The Hill on The Hill

You might find The Hill’s investigation of its own handling of John Solomon’s columns published at The Hill on Ukraine interesting. I did. Here’s its opening:

On Nov. 18, 2019, The Hill announced it was reviewing John Solomon’s opinion columns on Ukraine after State Department diplomats criticized several of those columns during House impeachment hearings.

This review was conducted independently by The Hill’s news staff under the direction of Editor-in-Chief Bob Cusack.

The Hill established working panels for each of 14 relevant pieces that appeared on TheHill.com. These working groups analyzed and discussed the columns at length, looking at possible corrections and/or context that could have been added at the time of the writings. In addition, The Hill reviewed congressional testimony and other public documentation related to Solomon’s columns, as well as related media reports, to add editor’s notes to the columns regarding what has been learned since the columns were posted by The Hill. The Hill also reviewed its editorial policies and processes.

and its closing graf:

Solomon’s Ukraine columns represented a departure from The Hill’s standard opinion content because they attempted to blend opinion and investigative, “original reporting” material. The Hill will avoid such blending of reporting and opinion columns going forward.

I find the free and, frequently, undetectable intermingling of news and opinion problematic, indeed, journalism’s single gravest problem. Here at The Glittering Eye I have frequently urged a return to 5W-style news writing over the point-of-view favored today. I hope other news organizations or what used to be news organizations follow The Hill’s example and perform critical examinations of their own practices.

3 comments… add one
  • TarsTarkas Link

    Advocacy journalism disguised as unbiased reporting always has been and always will be with us. Witness Walter Duranty’s whitewashing of the Holomdor or Edwards Murrow’s tense reporting of the London Blitz. It’s always up to us readers to distinguish opinion from facts. The worst thing the Walter Cronkitish brand of ‘fair and balanced’ reporting did was make people believe that TV and newspaper reporting was actually always fair and balanced (except when it was the other guy’s reporting, of course). Give me slanted opinion pieces any day, I think I have a pretty good BS detector. And sometimes even in the most biased column nuggets of real knowledge occasionally pop out.

  • Guarneri Link

    I didnt see any examination or illumination of the Solomon reported facts or evidence. I have seen zero contra-evidence to Solomon’s reporting. None. I have watched interviews with Solomon in which he painstakingly points out that he has what he has, and what he doesn’t have. And in which he refuses to speculate beyond what he cannot support. But puts his very reputation and career on what he can support factually.

    Nice hatchet job.

  • steve Link

    “I hope other news organizations or what used to be news organizations follow The Hill’s example and perform critical examinations of their own practices.”
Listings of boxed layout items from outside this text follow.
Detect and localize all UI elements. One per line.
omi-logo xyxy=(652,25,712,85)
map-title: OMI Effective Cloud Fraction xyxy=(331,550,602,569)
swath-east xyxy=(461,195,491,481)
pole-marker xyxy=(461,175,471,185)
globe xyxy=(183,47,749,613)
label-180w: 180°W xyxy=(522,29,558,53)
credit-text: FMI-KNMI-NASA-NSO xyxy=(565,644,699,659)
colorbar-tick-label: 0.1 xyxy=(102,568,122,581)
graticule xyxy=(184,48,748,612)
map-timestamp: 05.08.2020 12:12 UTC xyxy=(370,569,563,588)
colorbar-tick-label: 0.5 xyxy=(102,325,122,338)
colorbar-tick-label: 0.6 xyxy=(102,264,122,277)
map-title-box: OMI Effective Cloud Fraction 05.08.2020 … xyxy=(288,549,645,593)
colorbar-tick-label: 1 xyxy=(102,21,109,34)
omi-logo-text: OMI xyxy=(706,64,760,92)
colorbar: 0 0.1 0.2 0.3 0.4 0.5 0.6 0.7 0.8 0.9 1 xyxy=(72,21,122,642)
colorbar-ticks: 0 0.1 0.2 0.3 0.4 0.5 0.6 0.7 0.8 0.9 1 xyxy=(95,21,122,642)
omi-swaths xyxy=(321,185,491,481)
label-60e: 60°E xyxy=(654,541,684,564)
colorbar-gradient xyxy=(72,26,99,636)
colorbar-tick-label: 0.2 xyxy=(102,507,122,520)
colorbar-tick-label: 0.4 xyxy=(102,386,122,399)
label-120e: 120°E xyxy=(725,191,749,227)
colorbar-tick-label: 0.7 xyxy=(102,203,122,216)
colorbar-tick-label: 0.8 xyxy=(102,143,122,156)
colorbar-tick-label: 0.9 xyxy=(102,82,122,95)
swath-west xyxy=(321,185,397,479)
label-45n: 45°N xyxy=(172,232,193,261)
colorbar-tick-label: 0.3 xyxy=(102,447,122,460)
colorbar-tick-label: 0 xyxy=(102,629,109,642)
    Not sure why they bother. People want to believe that opinion is the same as fact. See above. What has been happening and will continue is that these kinds of writers will just gravitate to some media where they will allowed to be able to publish option as fact and the audience will eat it up. Much better business model if you think about it. Not much integrity or many concerns about truth, but that doesn’t pay very well.